EXTRAITS de la requête:

[1] Wayne Wallace est membre de la Première Nation malécite du Madawaska (la « PNMM »), l’intimée, alors que son conjoint ne l’est pas. Tous deux sont parents de jumeaux. Le couple a fait produire des embryons à partir d’ovules provenant de la même donneuse. Deux embryons, issus de l’un et l’autre conjoints, ont été transférés dans une mère porteuse qui a ensuite accouché des jumeaux en 2013.

 

Détails de la cause

[2] Monsieur Wallace a sollicité auprès de la PNMM le statut de membre pour ses deux fils. Selon le libellé du Code d’appartenance de la PNMM, les personnes qui veulent devenir membres doivent démontrer qu’elles sont les descendantes d’un membre actuel de la nation par les liens du sang. La Première Nation a accordé le statut de membre à l’un des fils, au motif que les résultats du test d’ADN le liaient à M. Wallace, mais elle l’a refusé à son frère jumeau Jaxon parce qu’il n’avait pas de lien génétique avec un membre.

[3] Monsieur Wallace a déposé la plainte au nom de Jaxon. Il prétend qu’en refusant à Jaxon le statut de membre, la PNMM a fait preuve de discrimination à son égard dans la fourniture de services en fonction de ses caractéristiques génétiques, de sa situation de famille, de son sexe ou de sa race. Si M. Wallace admet que l’un de ses fils ne lui est pas génétiquement apparenté, il plaide que l’exigence d’un test d’ADN n’est pas le seul moyen de prouver la descendance paternelle.

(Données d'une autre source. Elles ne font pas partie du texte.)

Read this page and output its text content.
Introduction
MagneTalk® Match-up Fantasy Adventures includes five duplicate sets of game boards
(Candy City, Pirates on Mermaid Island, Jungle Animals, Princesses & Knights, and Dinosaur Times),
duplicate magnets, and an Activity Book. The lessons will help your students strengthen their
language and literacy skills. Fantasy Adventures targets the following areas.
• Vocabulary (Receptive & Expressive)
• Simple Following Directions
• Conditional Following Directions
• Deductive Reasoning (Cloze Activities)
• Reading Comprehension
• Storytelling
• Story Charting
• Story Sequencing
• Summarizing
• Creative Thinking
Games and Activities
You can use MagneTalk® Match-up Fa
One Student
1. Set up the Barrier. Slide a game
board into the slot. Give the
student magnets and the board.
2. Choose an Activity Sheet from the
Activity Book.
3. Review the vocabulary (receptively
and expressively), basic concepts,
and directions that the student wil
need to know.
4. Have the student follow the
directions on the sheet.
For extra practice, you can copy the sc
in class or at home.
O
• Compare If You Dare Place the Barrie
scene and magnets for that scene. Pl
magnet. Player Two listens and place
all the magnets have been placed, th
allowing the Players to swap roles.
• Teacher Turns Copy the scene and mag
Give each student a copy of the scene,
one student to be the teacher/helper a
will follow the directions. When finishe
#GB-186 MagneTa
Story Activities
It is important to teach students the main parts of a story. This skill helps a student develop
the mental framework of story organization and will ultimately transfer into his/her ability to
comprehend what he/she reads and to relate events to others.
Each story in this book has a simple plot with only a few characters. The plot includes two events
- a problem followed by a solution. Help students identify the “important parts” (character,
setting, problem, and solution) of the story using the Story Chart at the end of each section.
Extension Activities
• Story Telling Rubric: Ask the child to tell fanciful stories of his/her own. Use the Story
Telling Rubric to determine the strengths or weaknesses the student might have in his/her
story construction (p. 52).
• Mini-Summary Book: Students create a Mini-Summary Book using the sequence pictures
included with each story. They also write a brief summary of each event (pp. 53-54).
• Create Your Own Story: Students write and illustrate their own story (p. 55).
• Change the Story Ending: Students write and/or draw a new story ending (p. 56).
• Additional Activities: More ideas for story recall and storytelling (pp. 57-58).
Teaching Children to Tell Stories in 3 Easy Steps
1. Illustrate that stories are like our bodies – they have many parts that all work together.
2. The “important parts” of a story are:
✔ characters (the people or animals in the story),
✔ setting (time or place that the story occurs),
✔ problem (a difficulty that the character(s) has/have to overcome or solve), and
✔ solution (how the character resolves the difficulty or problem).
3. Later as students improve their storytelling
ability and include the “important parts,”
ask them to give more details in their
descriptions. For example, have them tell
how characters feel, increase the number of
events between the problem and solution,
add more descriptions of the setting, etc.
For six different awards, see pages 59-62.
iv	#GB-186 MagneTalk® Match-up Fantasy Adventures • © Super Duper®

En 2014, les résultats d'un référendum portant sur le code d'appartenance à la PNMM ont ajouté l'exigence d'un test ADN afin d'établir la reconnaissance des descendants paternels comme membres de la communauté. L'enfant Jaxon, dont l'ADN correspond à celui du mari de Wallace et de la donneuse d'ovocyte, est conséquemment inadmissible aux exigences du code d'appartenance de la communauté.

La filiation génétique

Puisque le code d'appartenance de la PNMM se fonde sur les gènes, il paraît utile d'examiner les liens de filiation sous cet angle. Une filiation génétique est composée de deux liens: un lien maternel et un lien paternel.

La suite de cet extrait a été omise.